Triclosan- Removed from Soaps, but not from Toothpaste?
Triclosan is found in many different products, including soap, antibacterial wipes, toys, clothes, cuttings boards, and many other places. This chemical, though, has some potentially harmful effects. Studies involving animals have shown that some bacteria that are exposed to triclosan may become resistant to antibiotics, and has raised some concern about its effect on fertility. Even more troubling is the suggestion that it increased the risk of cancer. For humans, the research has shown that this harmful chemical can affect hormones and interfere with proper fetal development.
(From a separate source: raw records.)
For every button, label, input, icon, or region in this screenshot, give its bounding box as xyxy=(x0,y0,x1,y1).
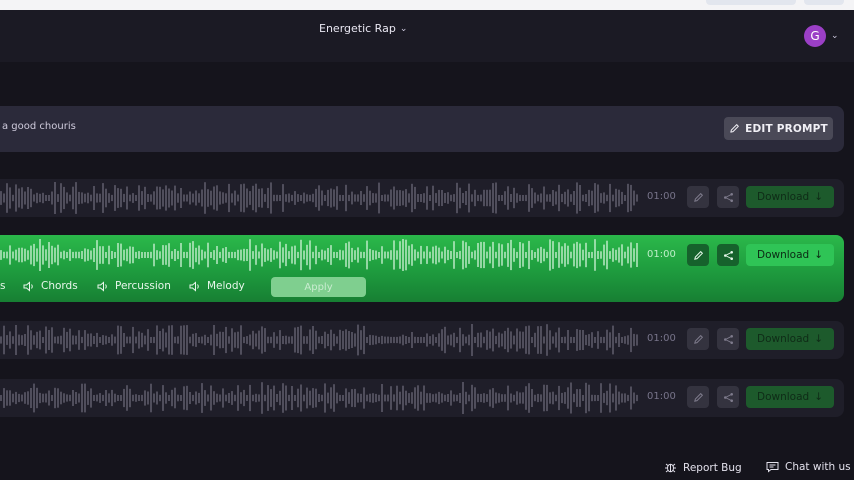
prompt-bar xyxy=(0,106,844,152)
top-bar xyxy=(0,10,854,62)
chevron-down-icon: ⌄ xyxy=(399,23,408,34)
stem-chords[interactable]: Chords xyxy=(23,280,78,292)
report-bug-link[interactable]: Report Bug xyxy=(664,461,742,474)
stem-melody[interactable]: Melody xyxy=(189,280,245,292)
chevron-down-icon[interactable]: ⌄ xyxy=(831,31,839,41)
share-track-button[interactable] xyxy=(717,328,739,350)
apply-button[interactable]: Apply xyxy=(271,277,366,297)
chat-label: Chat with us xyxy=(785,461,851,473)
stem-percussion[interactable]: Percussion xyxy=(97,280,171,292)
browser-tab-pill xyxy=(804,0,844,5)
download-arrow-icon: ↓ xyxy=(814,391,823,403)
edit-prompt-button[interactable]: EDIT PROMPT xyxy=(724,117,833,140)
chat-link[interactable]: Chat with us xyxy=(766,461,851,473)
report-bug-label: Report Bug xyxy=(683,461,742,474)
share-track-button[interactable] xyxy=(717,244,739,266)
track-time: 01:00 xyxy=(647,391,676,402)
speaker-icon xyxy=(23,280,33,292)
project-title: Energetic Rap xyxy=(319,22,396,35)
download-label: Download xyxy=(756,191,810,203)
waveform[interactable] xyxy=(0,181,638,215)
track-time: 01:00 xyxy=(647,191,676,202)
avatar[interactable]: G xyxy=(804,25,826,47)
share-icon xyxy=(723,250,733,260)
project-selector[interactable]: Energetic Rap ⌄ xyxy=(319,22,407,35)
stem-partial: s xyxy=(0,280,6,292)
stem-label: Chords xyxy=(41,280,78,292)
waveform[interactable] xyxy=(0,381,638,415)
edit-prompt-label: EDIT PROMPT xyxy=(745,122,828,135)
speaker-icon xyxy=(189,280,199,292)
edit-track-button[interactable] xyxy=(687,244,709,266)
download-arrow-icon: ↓ xyxy=(814,191,823,203)
download-button[interactable]: Download ↓ xyxy=(746,386,834,408)
download-label: Download xyxy=(756,333,810,345)
pencil-icon xyxy=(693,334,703,344)
speaker-icon xyxy=(97,280,107,292)
download-label: Download xyxy=(756,391,810,403)
download-label: Download xyxy=(756,249,810,261)
edit-track-button[interactable] xyxy=(687,186,709,208)
download-button[interactable]: Download ↓ xyxy=(746,328,834,350)
stem-label: Percussion xyxy=(115,280,171,292)
download-arrow-icon: ↓ xyxy=(814,333,823,345)
bug-icon xyxy=(665,463,676,473)
edit-track-button[interactable] xyxy=(687,328,709,350)
download-button[interactable]: Download ↓ xyxy=(746,244,834,266)
waveform[interactable] xyxy=(0,323,638,357)
share-icon xyxy=(723,334,733,344)
track-time: 01:00 xyxy=(647,249,676,260)
download-button[interactable]: Download ↓ xyxy=(746,186,834,208)
pencil-icon xyxy=(730,124,739,133)
share-track-button[interactable] xyxy=(717,386,739,408)
track-time: 01:00 xyxy=(647,333,676,344)
edit-track-button[interactable] xyxy=(687,386,709,408)
share-icon xyxy=(723,392,733,402)
prompt-text: a good chouris xyxy=(2,121,76,132)
waveform[interactable] xyxy=(0,238,638,272)
share-track-button[interactable] xyxy=(717,186,739,208)
browser-tab-pill xyxy=(706,0,796,5)
share-icon xyxy=(723,192,733,202)
chat-icon xyxy=(766,462,779,473)
pencil-icon xyxy=(693,192,703,202)
pencil-icon xyxy=(693,250,703,260)
browser-strip xyxy=(0,0,854,10)
pencil-icon xyxy=(693,392,703,402)
download-arrow-icon: ↓ xyxy=(814,249,823,261)
apply-label: Apply xyxy=(304,281,333,293)
stem-label: Melody xyxy=(207,280,245,292)
avatar-initial: G xyxy=(810,29,820,43)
The strange thing is, several years ago Colgate-Palmolive removed triclosan from all of its soap products because of safety concerns brought up by consumer groups, but the company left it in its best-selling toothpaste, Colgate Total. Chemicals are easily absorbed in the mouth, so if triclosan is a health concern when used topically, such as in soap, using it in your mouth would not be any safer.
Colgate stands behind its claim that its toothpaste is safe, but interestingly, summaries of the toxicology studies were not published for the general public. Infact, they were withheld by the FDA for 17 years, and were only made available this year. Another point that should be mentioned is that the FDA does not perform their own scientific study on products; instead they rely on company-backed research to “prove” that a drug or product is safe for the consumer. This obviously would not be impartial, and poses a huge conflict of interest.
Triclosan is one of the most prevalent endocrine-disrupting chemicals out there right now. Bone deformations in animal studies suggest hormonal effects, which affect the endocrine system. These endocrine-disrupting chemicals can promote a variety of health concerns, including: ovarian, testicular, breast and prostate cancer, as well as low birth weight babies, and preterm babies.